Vinayak levered his bulk with effort onto the barstool next to Anand. “Shit! These things are damn uncomfortable.” He placed an olive in his mouth and looked around, but all the tables were occupied. “Whiskey please, yes, that Aberlour is fine, and some paneer tikkas and masala nuts … What do you mean, no masala nuts. No tikkas also? Let me see that menu…. Okay, fine, bruschetta and, yeah, grilled mushrooms. Okay with you, Anand?” Anand nodded; he didn’t actually care. Vinayak was a strict vegetarian, having apparently attained his size on ghee and dal-bhatti alone. Food and drink ordered, Vinayak relaxed and inspected the other people in the bar. He waved at someone at a distant table. “See that guy? He got that large government order apparently by providing whores to the minister involved. What a pimp job, yaar …” Like his namesake, Ganesha, Vinayak was gifted with a potbelly, a penchant for prosperity, the cunning to market a stroll around his parents
into a world odyssey, and a long, trunk-like nose perfect for poking into everyone else’s affairs. “Are we seeing you at Chetty’s party this weekend?”

“Yeah,” said Anand. “I suppose so.”

“Lucky bastard, Chetty, he sleeps around and his wife celebrates by throwing parties.”

“Ey, regarding that land broker you were mentioning,” said Anand, refusing to be sidetracked by Vinayak’s bits of heated gossip.

“Right,” said Vinayak, agreeably. “So you are planning some expansion, is it?”

Anand explained briefly, glossing quickly over his expansion ideas and just speaking of the land he required.

“So, about ten, fifteen acres, right? … And in that area? … Who did you deal with last time? Your father-in-law?”

“No, no,” said Anand, explaining.

“Great man, your father-in-law.” Vinayak spoke in tones that were entirely reverential. “Met him over the weekend, at that art thing … He knows everybody, no? Politicians, industrialists, everyone … even in Bombay-Delhi.”

“Yes, he certainly knows everyone.” Anand saw that Vinayak was looking at him quizzically. “And of course, my first thought was to talk to him, but the thing is, he deals with these high-profile types. And someone was saying that it’s better to keep these land transactions low-key until everything comes through … What do you think?”

“Oh, absolutely.” Vinayak was gratified to have his opinion solicited. “Yeah, best to keep it low-key … And I know the perfect guy for you. I’ll ask him to call you,” he said. “He is very good. Very low-key.”

“Great,” said Anand. “And listen, nothing too expensive,
okay? We’re a small company; making those damn monthly debt obligations is still a struggle …”

“Arrey, don’t worry,” said Vinayak. “He’ll get the job done for you.”

Anand nodded and then stifled a groan when he saw who approached their table. He should have anticipated this, for where Vinayak roamed, could the rat he rode on be far behind?

“Vinayak,” he said urgently. “Don’t discuss any of this with anyone. Not my expansion, and not the land thing. Anyone.”

Vinayak’s eyes gleamed with the wet pleasure of secrecy. “Of course not, yaar,” he said. “I don’t believe in gossip. Hey, Sameer!”
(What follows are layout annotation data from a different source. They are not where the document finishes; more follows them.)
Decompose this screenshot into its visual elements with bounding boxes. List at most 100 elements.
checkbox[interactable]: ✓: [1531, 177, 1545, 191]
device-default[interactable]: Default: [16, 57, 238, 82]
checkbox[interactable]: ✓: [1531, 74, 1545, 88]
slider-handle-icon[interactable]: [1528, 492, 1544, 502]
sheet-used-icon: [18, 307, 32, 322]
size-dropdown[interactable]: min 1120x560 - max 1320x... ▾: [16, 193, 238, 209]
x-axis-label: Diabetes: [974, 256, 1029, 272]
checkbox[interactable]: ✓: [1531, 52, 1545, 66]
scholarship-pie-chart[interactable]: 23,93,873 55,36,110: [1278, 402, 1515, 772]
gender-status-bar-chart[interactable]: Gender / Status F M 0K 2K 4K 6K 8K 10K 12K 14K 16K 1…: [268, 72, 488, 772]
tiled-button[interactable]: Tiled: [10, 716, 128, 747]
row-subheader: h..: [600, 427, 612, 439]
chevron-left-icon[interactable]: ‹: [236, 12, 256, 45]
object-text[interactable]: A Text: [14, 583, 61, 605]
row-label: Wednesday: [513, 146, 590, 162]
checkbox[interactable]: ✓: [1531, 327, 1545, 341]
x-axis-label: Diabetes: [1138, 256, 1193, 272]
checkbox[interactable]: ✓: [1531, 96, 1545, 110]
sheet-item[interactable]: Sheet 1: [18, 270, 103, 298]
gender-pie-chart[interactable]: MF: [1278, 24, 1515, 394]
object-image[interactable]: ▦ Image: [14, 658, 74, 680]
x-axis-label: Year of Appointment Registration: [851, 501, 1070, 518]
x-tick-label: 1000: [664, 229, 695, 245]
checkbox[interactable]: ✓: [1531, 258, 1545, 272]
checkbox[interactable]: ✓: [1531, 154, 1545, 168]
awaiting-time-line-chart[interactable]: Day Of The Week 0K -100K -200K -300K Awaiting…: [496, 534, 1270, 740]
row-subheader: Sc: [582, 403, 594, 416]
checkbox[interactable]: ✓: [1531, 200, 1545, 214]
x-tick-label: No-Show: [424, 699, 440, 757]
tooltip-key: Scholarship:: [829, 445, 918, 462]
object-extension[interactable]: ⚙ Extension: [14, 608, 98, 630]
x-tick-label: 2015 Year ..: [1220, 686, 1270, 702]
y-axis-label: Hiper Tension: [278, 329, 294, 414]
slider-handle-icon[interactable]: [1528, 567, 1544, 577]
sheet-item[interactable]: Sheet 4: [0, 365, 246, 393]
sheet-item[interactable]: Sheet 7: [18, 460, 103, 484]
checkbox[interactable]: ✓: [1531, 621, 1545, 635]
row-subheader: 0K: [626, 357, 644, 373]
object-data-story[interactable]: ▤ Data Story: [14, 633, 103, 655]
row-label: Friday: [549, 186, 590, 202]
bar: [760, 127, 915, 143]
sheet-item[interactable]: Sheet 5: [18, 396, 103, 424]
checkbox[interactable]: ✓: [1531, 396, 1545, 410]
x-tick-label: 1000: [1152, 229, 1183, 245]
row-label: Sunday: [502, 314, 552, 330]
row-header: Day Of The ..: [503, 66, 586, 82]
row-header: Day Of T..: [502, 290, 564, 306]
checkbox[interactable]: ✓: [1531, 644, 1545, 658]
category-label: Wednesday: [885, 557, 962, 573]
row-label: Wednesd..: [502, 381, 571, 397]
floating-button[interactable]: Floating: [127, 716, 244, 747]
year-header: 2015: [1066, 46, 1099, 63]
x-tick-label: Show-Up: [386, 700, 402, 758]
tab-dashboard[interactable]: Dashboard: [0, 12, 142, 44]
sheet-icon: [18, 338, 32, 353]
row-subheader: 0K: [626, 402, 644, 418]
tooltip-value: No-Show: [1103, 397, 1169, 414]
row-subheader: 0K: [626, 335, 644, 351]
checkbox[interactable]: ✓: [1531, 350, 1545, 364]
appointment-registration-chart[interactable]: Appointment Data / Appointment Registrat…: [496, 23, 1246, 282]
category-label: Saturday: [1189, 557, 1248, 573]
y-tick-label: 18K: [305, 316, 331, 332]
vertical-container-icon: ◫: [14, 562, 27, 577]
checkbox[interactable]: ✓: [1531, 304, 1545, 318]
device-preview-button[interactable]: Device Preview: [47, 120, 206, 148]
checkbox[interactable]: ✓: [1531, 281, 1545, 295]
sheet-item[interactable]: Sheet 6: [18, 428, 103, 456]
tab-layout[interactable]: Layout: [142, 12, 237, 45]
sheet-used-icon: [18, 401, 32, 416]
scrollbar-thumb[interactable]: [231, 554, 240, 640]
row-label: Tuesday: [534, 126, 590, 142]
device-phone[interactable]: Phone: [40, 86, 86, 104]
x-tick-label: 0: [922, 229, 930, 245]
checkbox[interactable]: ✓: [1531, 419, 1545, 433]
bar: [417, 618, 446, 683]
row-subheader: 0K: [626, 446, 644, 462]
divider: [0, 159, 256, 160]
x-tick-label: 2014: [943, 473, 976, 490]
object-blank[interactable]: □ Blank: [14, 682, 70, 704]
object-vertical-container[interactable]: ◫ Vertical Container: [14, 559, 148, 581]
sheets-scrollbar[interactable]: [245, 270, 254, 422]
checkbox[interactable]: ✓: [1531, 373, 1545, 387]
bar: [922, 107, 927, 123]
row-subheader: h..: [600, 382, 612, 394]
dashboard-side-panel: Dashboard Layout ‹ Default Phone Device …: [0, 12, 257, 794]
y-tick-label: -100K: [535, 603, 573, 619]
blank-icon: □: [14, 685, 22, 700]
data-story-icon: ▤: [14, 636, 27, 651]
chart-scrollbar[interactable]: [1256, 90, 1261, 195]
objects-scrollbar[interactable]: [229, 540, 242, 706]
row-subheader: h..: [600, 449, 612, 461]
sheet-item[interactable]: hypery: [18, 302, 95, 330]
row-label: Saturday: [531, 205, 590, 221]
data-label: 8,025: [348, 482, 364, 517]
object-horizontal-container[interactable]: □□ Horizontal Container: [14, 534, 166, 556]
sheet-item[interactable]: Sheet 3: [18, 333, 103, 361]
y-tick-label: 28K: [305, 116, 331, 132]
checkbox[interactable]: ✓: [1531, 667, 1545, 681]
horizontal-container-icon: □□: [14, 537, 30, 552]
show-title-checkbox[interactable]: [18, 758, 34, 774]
“Bastard,” said the new arrival, placing a sweaty hand on Vinayak, “what’s all this ghaas-poos veg shit, yaar? Where’s my chicken? Hi, Anand.”

Sameer Reddy was the dumb son of a smart father, whose growing mining empire and political contacts were sufficient cause for Vinayak—who never did things without an implicit calculation—to claim a friendship with him and act as his social sponsor. “Cute chicks here tonight,” Sameer said. “Damn hot babes.”